Keep reading and I'll show you how deep the rabbit hole goes.
Big Data has been a buzzword for analytics and marketing for nearly 20 years
The importance of Big Data in modern society cannot be understated. It has been a buzzword for analytics and marketing for nearly 20 years already. The information society in which we live constantly produces and stores unimaginable amounts of information about our daily behaviour. It is possible, with the right tools, to filter and process various very distinctive findings from this informational mass, that can be then used to enhance marketing, management and product development strategies.
Or so they say. A few years ago behavioural economist Dan Ariely aptly remarked: ”Big data is like teenage sex: everyone talks about it, nobody really knows how to do it, everyone thinks everyone else is doing it, so everyone claims they are doing it…”
In the last few years big data has been criticised for its tendency to fade its subjects into a faceless set of numerical data, and for the risk of distorting results and evaluations acquired if big data is taken as an objective representation of real world occurrences. Despite the massive size of individual data sets, every chart and data set is always a model of reality – and the methods for gathering that data influence its usability and reliability.
Traditionally, corporate decision-making has relied on quantitative information. Nevertheless blind trust in statistics is a risky decision. There has been a lot of talk about intuition in the corporate world, often the word is brought up when the managers decide to stop looking at numerical data. This does not necessarily imply a ”shot in the dark” attitude, instead it can mean bringing in an assessment of human nature and multifaceted experience to the decision-making process.
Big data needs to be complemented with Thick data
Therefore Big data needs to be complemented with Thick data. Ethnologists, anthropologists and other humanities and social sciences researchers are a key factor in producing thick data. Tricia Wang, who has popularised the term over the past few years, refers to Clifford Geertz’s ”thick description”, a method that is the basis for modern ethnographic field research. Geertz has compared thick description to peeling onion skins: to get to the core of something interesting, be it a model of behaviour or the entirety of some social group, you need to disassemble if layer by layer, meanwhile recognising the connections in-between.

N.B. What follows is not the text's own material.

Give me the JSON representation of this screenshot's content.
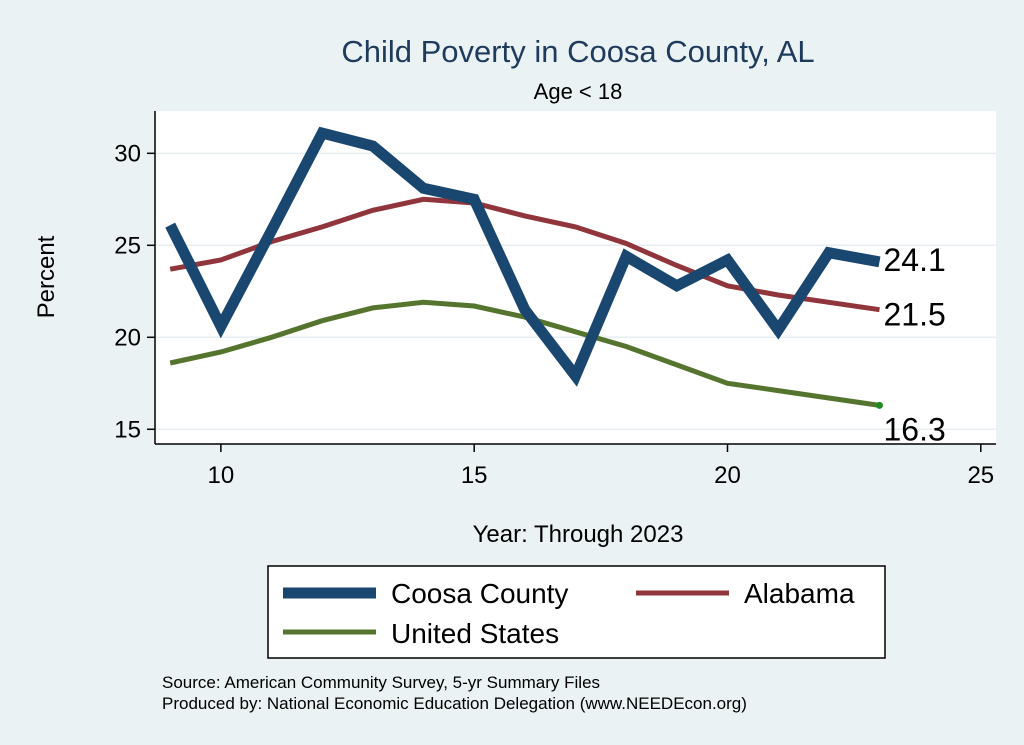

Whereas big data entails mechanic processing of large data sets, thick data comes down to analysing much smaller but attentively selected data sets from an expert’s professional viewpoint. As a method ethnography can be very straight-forward: typically the researcher interviews key persons and observes everyday situations. However a researcher well-acquainted with their subject matter and its surrounding context is equipped with the know-how to ask questions and pursue answers that otherwise would not have ever surfaced in a more cursory survey.
Ethnographic research provides and collects diverse narrational and observational content and processes them into stories through analysis. In prudent decision-making these stories that arise from the actual people and places that are affected by said decision-making are invaluable.
Ethnographic thick data should not be seen as a replacement for big data, but as its complementer. Big data can clarify certain things, but quantitative data needs qualitative data and human centered analysis for balance, especially when there is an interest toward how and why people act, not just what are they doing.